Wednesday, November 21, 2012

Happy Thanksgiving

Recently, I received an email with pictures of Hornero birds building their mud nests, complete with a windbreak to protect their eggs and young offspring. The amount of time and work involved in making these perfect little homes boggles my mind. But even beyond that, I am amazed at how the birds know just what to do. Clearly, there is silent and powerful knowledge passed down from one generation to the next, and it plays a substantial role in allowing the species to survive and to thrive.

We humans also pass on our accumulated knowledge to our young. Many times, we use words. But, much more often, we teach through our actions. When I was a child, I heard adults say, “Do as I say, not as I do.” And I thought it was the silliest thing I’d ever heard. If what they were telling me to do was so great, how come they weren’t doing it, too?

Now that I’m a mother, I make sure that I live by my word, so that my children don’t get mixed messages. It’s not easy. I’m human, too, and sometimes I don’t want to do the right thing. Like, when I’m running late and feel tempted to speed along the highway in order to shave a few minutes off my travel time. I think, would I want my children, when they start driving, to put themselves and others at risk of injury or death simply for the sake of saving a few minutes? And of course, the answer is – no way! So, I drive the speed limit, knowing that I’m setting a good example.

Lately, as I’ve driven around town with my children, we’ve been seeing more and more people standing on street corners, asking for money. Veterans, people with disabilities that prevent them from working, mothers who can’t feed their children – it’s overwhelming. I’ve always been a soft touch. I want to help everyone. I also want to teach my children that compassion and generosity are necessary parts of a full life. And that when we are thankful and appreciative of what we have, we are truly rich in the things that matter.

At the same time, I want them to grow into discerning adults who heed their intuitions about people. Is that man on the street asking for money because he has an addiction to feed? Then giving him a dollar or two may not be the kindest thing we can do for him. Perhaps helping him to find a supportive community that can give him the tools he needs to set his life straight would be the right thing to do. So, I tithe where I see need and where I feel I can do the most good.

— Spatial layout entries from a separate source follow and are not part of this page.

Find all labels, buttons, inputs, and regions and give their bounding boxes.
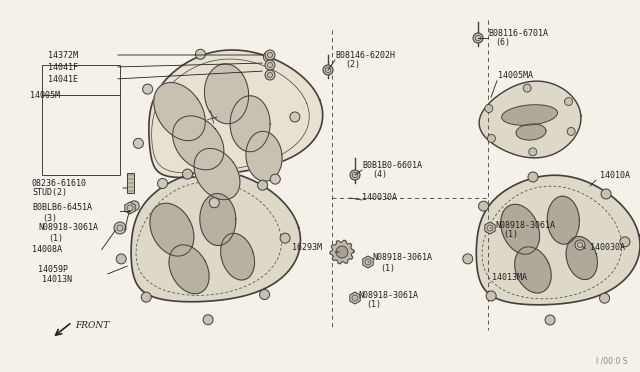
- Text: B0B1B0-6601A: B0B1B0-6601A: [362, 160, 422, 170]
- Circle shape: [257, 180, 268, 190]
- Circle shape: [620, 237, 630, 247]
- Polygon shape: [149, 50, 323, 177]
- Text: (1): (1): [503, 231, 518, 240]
- Text: 140030A: 140030A: [590, 244, 625, 253]
- Circle shape: [114, 222, 126, 234]
- Circle shape: [529, 148, 537, 156]
- Circle shape: [265, 50, 275, 60]
- Circle shape: [486, 291, 496, 301]
- Circle shape: [567, 128, 575, 135]
- Circle shape: [350, 170, 360, 180]
- Circle shape: [133, 138, 143, 148]
- Text: B0BLB6-6451A: B0BLB6-6451A: [32, 203, 92, 212]
- Circle shape: [203, 315, 213, 325]
- Text: I /00:0 S: I /00:0 S: [596, 356, 628, 365]
- Text: 14005MA: 14005MA: [498, 71, 533, 80]
- Circle shape: [564, 97, 573, 106]
- Polygon shape: [169, 245, 209, 294]
- Circle shape: [601, 189, 611, 199]
- Circle shape: [265, 70, 275, 80]
- Polygon shape: [200, 193, 236, 246]
- Polygon shape: [125, 202, 135, 214]
- Polygon shape: [502, 105, 557, 125]
- Polygon shape: [547, 196, 579, 244]
- Polygon shape: [479, 81, 581, 158]
- Text: (4): (4): [372, 170, 387, 180]
- Polygon shape: [194, 148, 240, 200]
- Polygon shape: [230, 96, 270, 152]
- Circle shape: [157, 179, 168, 189]
- Polygon shape: [350, 292, 360, 304]
- Circle shape: [323, 65, 333, 75]
- Text: (1): (1): [48, 234, 63, 243]
- Polygon shape: [173, 116, 224, 170]
- Polygon shape: [566, 237, 597, 279]
- Circle shape: [463, 254, 473, 264]
- Polygon shape: [205, 64, 248, 124]
- Circle shape: [195, 49, 205, 59]
- Bar: [127, 173, 134, 193]
- Text: 14005M: 14005M: [30, 90, 60, 99]
- Text: (1): (1): [380, 263, 395, 273]
- Circle shape: [182, 169, 193, 179]
- Polygon shape: [485, 222, 495, 234]
- Polygon shape: [476, 175, 640, 305]
- Text: B08116-6701A: B08116-6701A: [488, 29, 548, 38]
- Text: 14010A: 14010A: [600, 170, 630, 180]
- Circle shape: [545, 315, 555, 325]
- Text: 16293M: 16293M: [292, 244, 322, 253]
- Circle shape: [209, 198, 220, 208]
- Circle shape: [260, 289, 269, 299]
- Polygon shape: [154, 83, 205, 141]
- Text: 08236-61610: 08236-61610: [32, 179, 87, 187]
- Text: FRONT: FRONT: [75, 321, 109, 330]
- Polygon shape: [246, 131, 282, 181]
- Circle shape: [129, 201, 139, 211]
- Circle shape: [524, 84, 531, 92]
- Text: 14372M: 14372M: [48, 51, 78, 60]
- Text: (2): (2): [345, 61, 360, 70]
- Text: B08146-6202H: B08146-6202H: [335, 51, 395, 60]
- Circle shape: [290, 112, 300, 122]
- Circle shape: [528, 172, 538, 182]
- Polygon shape: [516, 124, 546, 140]
- Text: N08918-3061A: N08918-3061A: [38, 224, 98, 232]
- Polygon shape: [221, 233, 255, 280]
- Text: N08918-3061A: N08918-3061A: [358, 291, 418, 299]
- Circle shape: [264, 52, 273, 62]
- Text: 14013MA: 14013MA: [492, 273, 527, 282]
- Polygon shape: [150, 203, 194, 256]
- Text: 14041E: 14041E: [48, 74, 78, 83]
- Circle shape: [270, 174, 280, 184]
- Circle shape: [336, 246, 348, 258]
- Circle shape: [280, 233, 290, 243]
- Text: N08918-3061A: N08918-3061A: [372, 253, 432, 263]
- Text: 14041F: 14041F: [48, 62, 78, 71]
- Text: 140030A: 140030A: [362, 193, 397, 202]
- Circle shape: [600, 293, 609, 303]
- Circle shape: [141, 292, 151, 302]
- Text: STUD(2): STUD(2): [32, 189, 67, 198]
- Circle shape: [485, 105, 493, 113]
- Circle shape: [143, 84, 152, 94]
- Text: (1): (1): [366, 301, 381, 310]
- Text: N08918-3061A: N08918-3061A: [495, 221, 555, 230]
- Text: 14059P: 14059P: [38, 266, 68, 275]
- Circle shape: [473, 33, 483, 43]
- Circle shape: [116, 254, 126, 264]
- Text: 14013N: 14013N: [42, 276, 72, 285]
- Circle shape: [575, 240, 585, 250]
- Text: 14008A: 14008A: [32, 246, 62, 254]
- Polygon shape: [330, 240, 354, 264]
- Text: (3): (3): [42, 214, 57, 222]
- Polygon shape: [515, 247, 551, 293]
- Polygon shape: [363, 256, 373, 268]
- Circle shape: [488, 134, 495, 142]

Due to the state of the economy, people are being forced into situations they may have never foreseen for themselves. It breaks my heart. Last week I saw a man dressed nicely, as though he were on his way to an office job. Only he wasn’t on his way to work, he was standing on the street, holding a sign that read “Father of 4. Lost my job. Need work and need help.  Willing to do anything to earn my way.”

My children were concerned about his little ones lacking food and clothing, so they all volunteered to give him their allowances. I was proud of them, to say the least. And glad that the knowledge I’ve been passing on has taken root and begun to grow. This gives me the strength and resolve to keep holding high standards for myself, as well as for my family.

And, like the Horneros building their home, bit by bit, following their internal plan, we continue to build our lives, day by day, following our own internal awareness of what is right and good. As always, we are  grateful for all that we have – a safe home, good food, nice clothing, great books, and above all, the love we feel for each other. We wish you a blessed and happy Thanksgiving Day, my friends.